E’ questo l’errore fondamentale di Cesare:  aver condannato a un oblio senza scampo le proprie origini razziali, voler negare il senso del proprio essere membro del popolo ebraico e confinarlo nel limbo degli eventi casuali, non voluti, accidenti di cui non si comprende fino in fondo la natura necessaria. Aver creduto nel fascismo e aver aderito ad esso è stata una delle conseguenze di questo rifiuto della propria appartenenza alla “razza maledetta”. Il suo rifiuto di essere ebreo e il suo presentarsi soltanto come italiano desideroso di partecipare al trionfo dei “fatali destini” della patria gli hanno impedito di accettarsi per quello che effettivamente era – e alla delusione per il tradimento da parte del fascismo l’unica risposta che Orvieto sa dare è quello di darsi la morte avvolto nella bandiera italiana. Sorte comune a quasi tutti gli ebrei fascisti traditi dal regime nonostante la loro adesione incondizionata alle sue sorti nel momento della necessità del consenso, la vicenda del medico italo-tunisino ne richiama alla mente tante altre (il suicidio dell’editore filo-fascista Angelo Fortunato Formiggini, ad  esempio, che si gettò dalla Torre della Ghirlandina di Modena per protestare in maniera plateale e definitiva contro le leggi razziali anche se poi la stampa non diede neppure notizia del suo gesto). Nel caso di Orvieto, tuttavia, oltre al disincanto per le scelte politiche fatte gioca un ruolo fondamentale la disillusione amorosa e la scelta della donna tanto amata di optare per la cittadinanza francese e di tornare a Tunisi sotto la protezione di d’Espinger.

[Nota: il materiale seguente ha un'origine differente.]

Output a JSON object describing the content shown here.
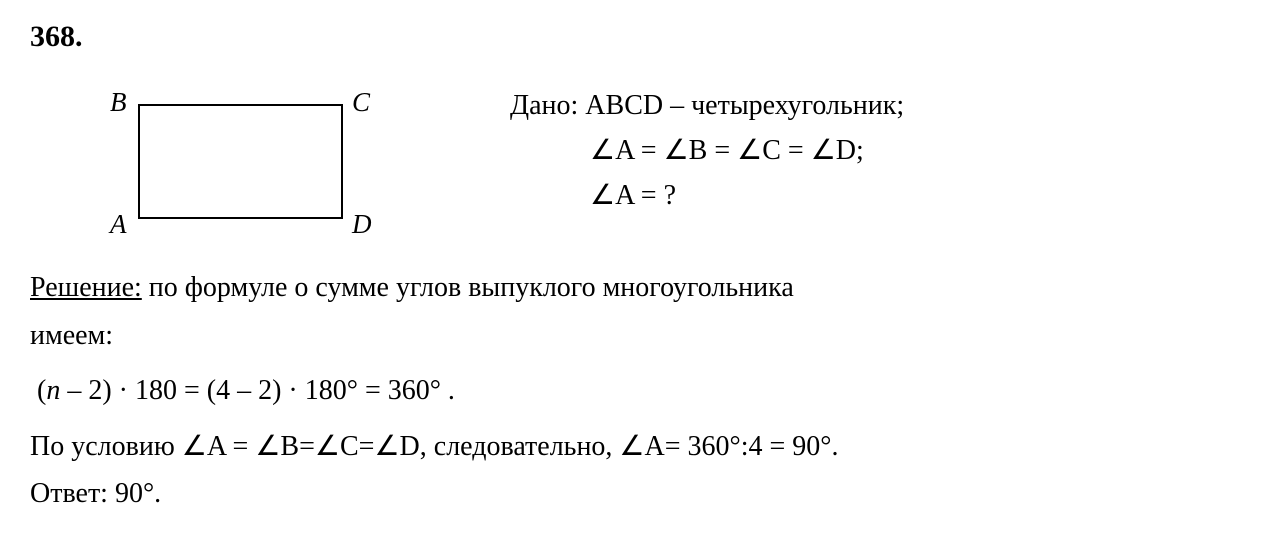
{
  "problemNumber": "368.",
  "diagram": {
    "vertices": {
      "topLeft": "B",
      "topRight": "C",
      "bottomLeft": "A",
      "bottomRight": "D"
    }
  },
  "given": {
    "line1_prefix": "Дано: ",
    "line1_main": "ABCD – четырехугольник;",
    "line2": "∠A = ∠B = ∠C = ∠D;",
    "line3": "∠A = ?"
  },
  "solution": {
    "label": "Решение:",
    "text1": " по формуле о сумме углов выпуклого многоугольника",
    "text2": "имеем:",
    "formula_part1": "(",
    "formula_n": "n",
    "formula_part2": " – 2) · 180 = (4 – 2) · 180° = 360° .",
    "conclusion1": "По условию ∠A = ∠B=∠C=∠D, следовательно, ∠A= 360°:4 = 90°.",
    "answer_label": "Ответ: ",
    "answer_value": "90°."
  }
}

Tragedia legata al fallimento delle proprie scelte esistenziali, la morte di Cesare viene pianta veramente solo dalla moglie Corinna e il rabbino della comunità tunisina accetta di celebrare il rito religioso funebre solo dopo molte esitazioni e distinguo: il suicidio, infatti, è rifiutato in maniera assoluta dalla legge mosaica e solo un’articolata rielaborazione dell’evento luttuoso (Orvieto è stato spinto a suicidarsi per disperazione, non l’ha fatto di propria volontà) permetteranno di superare la proibizione in un primo tempo propugnata dal rabbino.

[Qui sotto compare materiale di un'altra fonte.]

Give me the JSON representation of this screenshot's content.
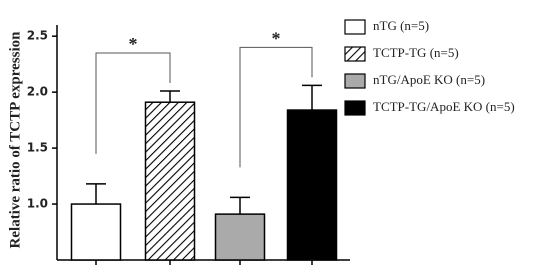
{
  "chart_data": {
    "type": "bar",
    "y_label": "Relative ratio of TCTP expression",
    "ylim": [
      0.5,
      2.6
    ],
    "yticks": [
      {
        "value": 1.0,
        "label": "1.0"
      },
      1.5,
      {
        "value": 2.0,
        "label": "2.0"
      },
      2.5
    ],
    "series": [
      {
        "name": "nTG  (n=5)",
        "color": "#ffffff",
        "values": [
          1.0
        ],
        "errors": [
          0.18
        ]
      },
      {
        "name": "TCTP-TG  (n=5)",
        "color": "#ffffff",
        "hatch": true,
        "values": [
          1.91
        ],
        "errors": [
          0.1
        ]
      },
      {
        "name": "nTG/ApoE KO  (n=5)",
        "color": "#aaaaaa",
        "values": [
          0.91
        ],
        "errors": [
          0.15
        ]
      },
      {
        "name": "TCTP-TG/ApoE KO  (n=5)",
        "color": "#000000",
        "values": [
          1.84
        ],
        "errors": [
          0.22
        ]
      }
    ],
    "annotations": [
      "*",
      "*"
    ]
  }
}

Il destino del medico suicida, tuttavia, sembra essere l’oblio. Di lui nella famiglia superstite si parla poco o nulla e tutte le richieste fatte da Anna  di saperne di più affondano in un muro di gomma di silenzio e di reticenza. Solo l’amore di Philippe e il viaggio a Tunisi predisposto e propiziato da quest’ultimo le permetteranno di riscattare la memoria del prozio.

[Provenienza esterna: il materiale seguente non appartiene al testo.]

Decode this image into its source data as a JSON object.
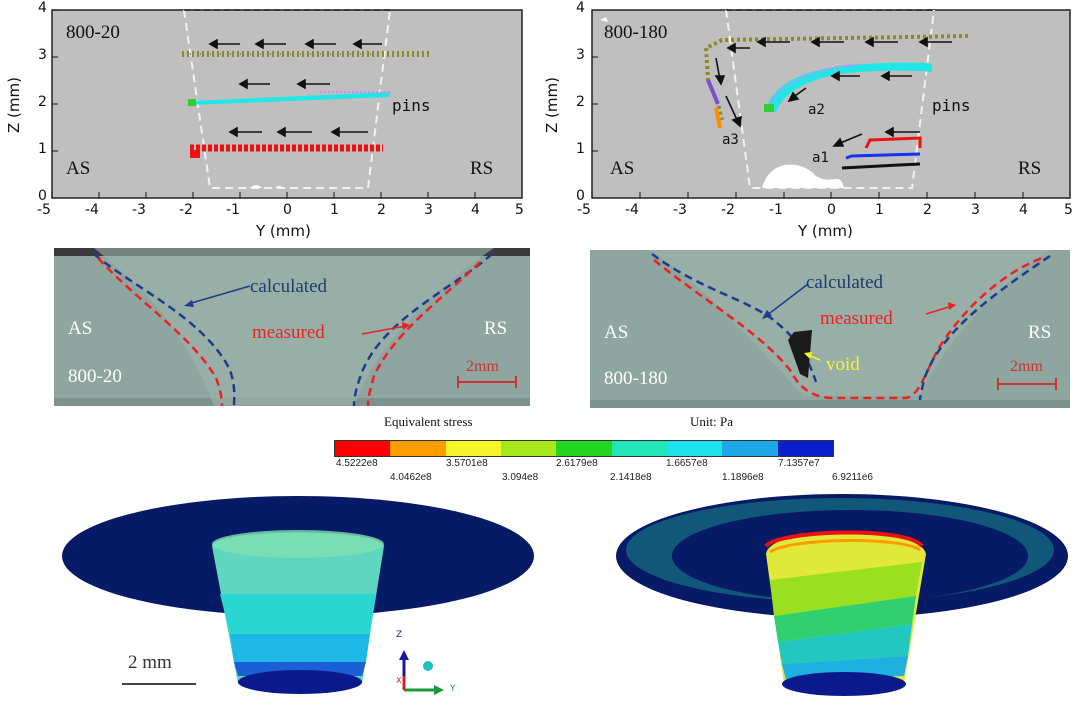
{
  "figure": {
    "top_left_plot": {
      "label": "800-20",
      "as_label": "AS",
      "rs_label": "RS",
      "pins_label": "pins",
      "xlabel": "Y (mm)",
      "ylabel": "Z (mm)",
      "xticks": [
        "-5",
        "-4",
        "-3",
        "-2",
        "-1",
        "0",
        "1",
        "2",
        "3",
        "4",
        "5"
      ],
      "yticks": [
        "0",
        "1",
        "2",
        "3",
        "4"
      ]
    },
    "top_right_plot": {
      "label": "800-180",
      "as_label": "AS",
      "rs_label": "RS",
      "pins_label": "pins",
      "a1_label": "a1",
      "a2_label": "a2",
      "a3_label": "a3",
      "xlabel": "Y (mm)",
      "ylabel": "Z (mm)",
      "xticks": [
        "-5",
        "-4",
        "-3",
        "-2",
        "-1",
        "0",
        "1",
        "2",
        "3",
        "4",
        "5"
      ],
      "yticks": [
        "0",
        "1",
        "2",
        "3",
        "4"
      ]
    },
    "micro_left": {
      "calculated": "calculated",
      "measured": "measured",
      "as_label": "AS",
      "rs_label": "RS",
      "sample": "800-20",
      "scale": "2mm"
    },
    "micro_right": {
      "calculated": "calculated",
      "measured": "measured",
      "void": "void",
      "as_label": "AS",
      "rs_label": "RS",
      "sample": "800-180",
      "scale": "2mm"
    },
    "colorbar": {
      "title": "Equivalent stress",
      "unit": "Unit: Pa",
      "colors": [
        "#ff0000",
        "#ff9c00",
        "#f5f52a",
        "#a6e81c",
        "#22d622",
        "#22e6b8",
        "#1ee1f0",
        "#1ea8e8",
        "#0a1ecc"
      ],
      "labels_top": [
        "4.5222e8",
        "3.5701e8",
        "2.6179e8",
        "1.6657e8",
        "7.1357e7"
      ],
      "labels_bottom": [
        "4.0462e8",
        "3.094e8",
        "2.1418e8",
        "1.1896e8",
        "6.9211e6"
      ]
    },
    "stress_models": {
      "scale": "2 mm",
      "axis_z": "Z",
      "axis_y": "Y",
      "axis_x": "X"
    }
  }
}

Libro di ricordi e di riscoperte di un passato remoto eppure ancora attivo e operante nelle corde del presente, il romanzo di Daniela Dawan è un tentativo di riannodare narrativamente i fili di ciò che gli eventi tragici del primo Novecento sembrano aver spezzato per sempre con la persecuzione e la morte. Certo se la parte relativa alla sorte tragica di Orvieto è ben ricostruita, la storia d’amore della nipote gli fa da pendant in maniera meno organica, meno significativa dal punto di vista dello scavo e dell’indagine psicologica. Ma entrambe le vicende rappresentano il tentativo di testimoniare che non è possibile rifiutarsi di ricordare (anche quando lo si vorrebbe fare per comodità esistenziale o scelta di vita) – che il ricordo e la memoria sono parte integrante della vita di ognuno, qualcosa da cui non si può – neppure volendo – prescindere in alcun modo.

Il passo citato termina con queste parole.